Kinda thinking that buying hay making equipment isn't smart. Especially without flat ground to not roll equipment by accident...
If I buy 17 round bales at $60 each, it's $1,020.
I bought 10 rounds at $55 each, it was $550 this year & I have 2 left for the sheep.
IDK how many bales the ponies would go through in April through November while on the track.
But it would probably be less than 1k a year on hay for both?
It would take 25 years to spend 25k on their hay at 1k a year, same amount the new equipment would cost. Not including fertilizers, strings, replacement/fixing parts & such.
Selling lambs usually pays for most hay & pellets each year.
That's what stopped me -- equipment cost vs buying hay. Walk behind was $8k, lot o hay buying there! Then upkeep for me isn't as easy with no guys around. And that stuff breaks, expensive to fix. I buy hay. PLUS good hay isn't just cutting grass! Takes care and input. Personally, I wasn't feeling good about the work and care it needed.
I think I was able to convince him to NOT get the equipment.

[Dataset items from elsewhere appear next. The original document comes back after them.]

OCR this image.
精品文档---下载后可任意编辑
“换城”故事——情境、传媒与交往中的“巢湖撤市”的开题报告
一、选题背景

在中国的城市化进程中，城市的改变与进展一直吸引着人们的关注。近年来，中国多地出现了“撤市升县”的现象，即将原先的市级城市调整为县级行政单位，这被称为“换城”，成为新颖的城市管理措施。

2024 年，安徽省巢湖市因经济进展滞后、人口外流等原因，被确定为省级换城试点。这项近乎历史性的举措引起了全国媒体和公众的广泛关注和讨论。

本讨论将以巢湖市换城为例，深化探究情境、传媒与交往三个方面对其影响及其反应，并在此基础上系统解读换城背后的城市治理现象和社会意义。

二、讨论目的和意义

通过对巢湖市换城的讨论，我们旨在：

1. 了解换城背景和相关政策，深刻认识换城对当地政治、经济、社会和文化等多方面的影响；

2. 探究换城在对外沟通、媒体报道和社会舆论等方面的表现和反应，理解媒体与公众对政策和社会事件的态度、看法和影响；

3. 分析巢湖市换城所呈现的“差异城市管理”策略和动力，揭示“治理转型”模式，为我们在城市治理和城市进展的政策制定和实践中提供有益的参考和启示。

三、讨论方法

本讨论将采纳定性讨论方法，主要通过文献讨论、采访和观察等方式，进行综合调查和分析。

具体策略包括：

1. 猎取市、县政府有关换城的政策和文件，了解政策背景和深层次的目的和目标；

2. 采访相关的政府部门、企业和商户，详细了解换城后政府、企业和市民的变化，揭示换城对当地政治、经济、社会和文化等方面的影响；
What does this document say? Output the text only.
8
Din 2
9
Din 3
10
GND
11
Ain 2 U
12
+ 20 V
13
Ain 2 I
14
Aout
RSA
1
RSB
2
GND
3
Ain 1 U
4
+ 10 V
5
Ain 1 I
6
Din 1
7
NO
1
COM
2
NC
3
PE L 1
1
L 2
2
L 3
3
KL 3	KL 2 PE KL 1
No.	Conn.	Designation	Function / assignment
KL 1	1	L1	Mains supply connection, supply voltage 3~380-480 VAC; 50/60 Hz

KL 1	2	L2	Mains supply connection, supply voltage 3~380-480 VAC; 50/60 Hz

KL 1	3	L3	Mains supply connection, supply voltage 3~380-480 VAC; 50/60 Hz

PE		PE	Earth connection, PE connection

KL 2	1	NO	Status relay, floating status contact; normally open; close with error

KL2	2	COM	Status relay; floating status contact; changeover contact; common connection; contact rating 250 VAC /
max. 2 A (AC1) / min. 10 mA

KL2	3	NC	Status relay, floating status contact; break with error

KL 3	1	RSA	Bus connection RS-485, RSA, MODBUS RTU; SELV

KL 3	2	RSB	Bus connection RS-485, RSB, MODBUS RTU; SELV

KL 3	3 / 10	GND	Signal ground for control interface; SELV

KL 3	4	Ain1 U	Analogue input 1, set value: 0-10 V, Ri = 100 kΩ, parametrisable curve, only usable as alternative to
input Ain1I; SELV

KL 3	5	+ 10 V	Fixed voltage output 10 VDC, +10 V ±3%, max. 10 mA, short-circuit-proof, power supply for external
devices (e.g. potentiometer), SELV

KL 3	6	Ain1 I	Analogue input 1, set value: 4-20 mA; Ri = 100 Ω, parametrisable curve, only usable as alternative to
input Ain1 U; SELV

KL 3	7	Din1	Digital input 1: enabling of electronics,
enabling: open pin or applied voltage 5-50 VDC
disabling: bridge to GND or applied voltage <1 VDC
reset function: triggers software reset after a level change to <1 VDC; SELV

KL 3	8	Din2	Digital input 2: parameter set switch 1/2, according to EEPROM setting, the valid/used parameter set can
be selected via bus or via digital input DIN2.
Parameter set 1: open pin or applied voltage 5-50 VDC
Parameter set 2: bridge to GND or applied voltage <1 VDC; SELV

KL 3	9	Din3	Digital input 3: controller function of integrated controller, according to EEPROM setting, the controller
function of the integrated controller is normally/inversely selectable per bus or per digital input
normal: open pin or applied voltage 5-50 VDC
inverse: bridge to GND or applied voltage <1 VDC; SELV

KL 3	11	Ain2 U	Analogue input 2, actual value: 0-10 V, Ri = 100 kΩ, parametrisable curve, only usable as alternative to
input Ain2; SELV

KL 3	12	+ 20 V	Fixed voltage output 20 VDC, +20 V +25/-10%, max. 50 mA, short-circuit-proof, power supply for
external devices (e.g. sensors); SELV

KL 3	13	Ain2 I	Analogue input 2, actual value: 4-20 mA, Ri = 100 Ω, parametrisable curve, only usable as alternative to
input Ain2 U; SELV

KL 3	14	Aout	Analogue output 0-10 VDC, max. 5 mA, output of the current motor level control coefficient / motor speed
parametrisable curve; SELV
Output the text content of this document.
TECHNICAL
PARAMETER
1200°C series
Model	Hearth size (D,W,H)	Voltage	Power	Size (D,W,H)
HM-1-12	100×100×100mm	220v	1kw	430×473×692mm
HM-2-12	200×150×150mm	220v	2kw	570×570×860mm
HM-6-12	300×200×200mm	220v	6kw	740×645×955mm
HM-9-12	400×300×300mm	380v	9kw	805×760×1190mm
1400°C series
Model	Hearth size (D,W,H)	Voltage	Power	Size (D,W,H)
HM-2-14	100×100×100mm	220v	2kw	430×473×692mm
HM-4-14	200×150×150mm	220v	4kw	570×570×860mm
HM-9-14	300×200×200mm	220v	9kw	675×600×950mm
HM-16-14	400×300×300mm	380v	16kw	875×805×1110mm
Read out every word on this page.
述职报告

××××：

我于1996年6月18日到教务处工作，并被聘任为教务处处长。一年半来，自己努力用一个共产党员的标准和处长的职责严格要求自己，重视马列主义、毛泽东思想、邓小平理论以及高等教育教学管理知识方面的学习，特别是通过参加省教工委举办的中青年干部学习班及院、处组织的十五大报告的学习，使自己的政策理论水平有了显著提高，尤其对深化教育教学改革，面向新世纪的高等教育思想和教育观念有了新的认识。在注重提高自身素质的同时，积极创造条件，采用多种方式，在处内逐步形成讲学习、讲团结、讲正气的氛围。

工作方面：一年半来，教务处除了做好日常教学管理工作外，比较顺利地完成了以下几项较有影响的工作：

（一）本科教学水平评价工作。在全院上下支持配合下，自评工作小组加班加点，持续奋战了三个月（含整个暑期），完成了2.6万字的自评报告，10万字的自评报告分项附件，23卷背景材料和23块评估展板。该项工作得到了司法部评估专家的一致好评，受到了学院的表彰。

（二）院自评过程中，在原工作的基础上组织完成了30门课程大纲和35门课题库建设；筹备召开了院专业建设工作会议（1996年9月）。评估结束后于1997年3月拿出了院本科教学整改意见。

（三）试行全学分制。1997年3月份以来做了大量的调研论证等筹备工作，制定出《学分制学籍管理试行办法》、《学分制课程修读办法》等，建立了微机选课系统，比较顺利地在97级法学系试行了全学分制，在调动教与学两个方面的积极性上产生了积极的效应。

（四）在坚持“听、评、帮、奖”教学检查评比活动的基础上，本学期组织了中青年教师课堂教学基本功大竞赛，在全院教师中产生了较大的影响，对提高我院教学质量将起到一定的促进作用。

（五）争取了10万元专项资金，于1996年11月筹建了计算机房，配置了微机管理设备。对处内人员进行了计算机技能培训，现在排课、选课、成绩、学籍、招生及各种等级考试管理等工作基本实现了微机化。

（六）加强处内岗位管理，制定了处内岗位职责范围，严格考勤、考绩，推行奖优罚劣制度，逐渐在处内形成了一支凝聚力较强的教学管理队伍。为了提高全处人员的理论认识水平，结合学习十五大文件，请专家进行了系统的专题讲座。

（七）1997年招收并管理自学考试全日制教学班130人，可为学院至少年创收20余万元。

He said his mother would flat out pay for it, but that's still not the whole problem. If our land was much more flat, I'd be very willing, but I still have not bushhogged more than 1/3rd, if not less, of the property will the tractor! The hills are so scary! The hidden rocks that could break my equipment on the first time using then and the holes it could get stuck in and the springs I could accidentally sink into and get stuck...
Patchie may also be close.
Jello coochies is the biggest difference/change.
Saola also has some discharge.
I need Periwinkle to eat more, but she doesn't want to split from the others just for that.
I filled a horse feed bag and chased Kibito around. Put it inside of a bucket and she instantly put her head in! So, I'll be feeding her extra that way. I don't remember if I have more big feed bags or not, but if I find them, I'll try to use them on Periwinkle and anyone else needing extra food. They can run around away from the others, but never actually be pushed off food. Best thing ever.
I found this lambing calculator that has different dates than the one I usually use...
Makes sense that the first week being lamb-free guess was right.
Now on week two, day one, no lambs, but they're definitely getting closer.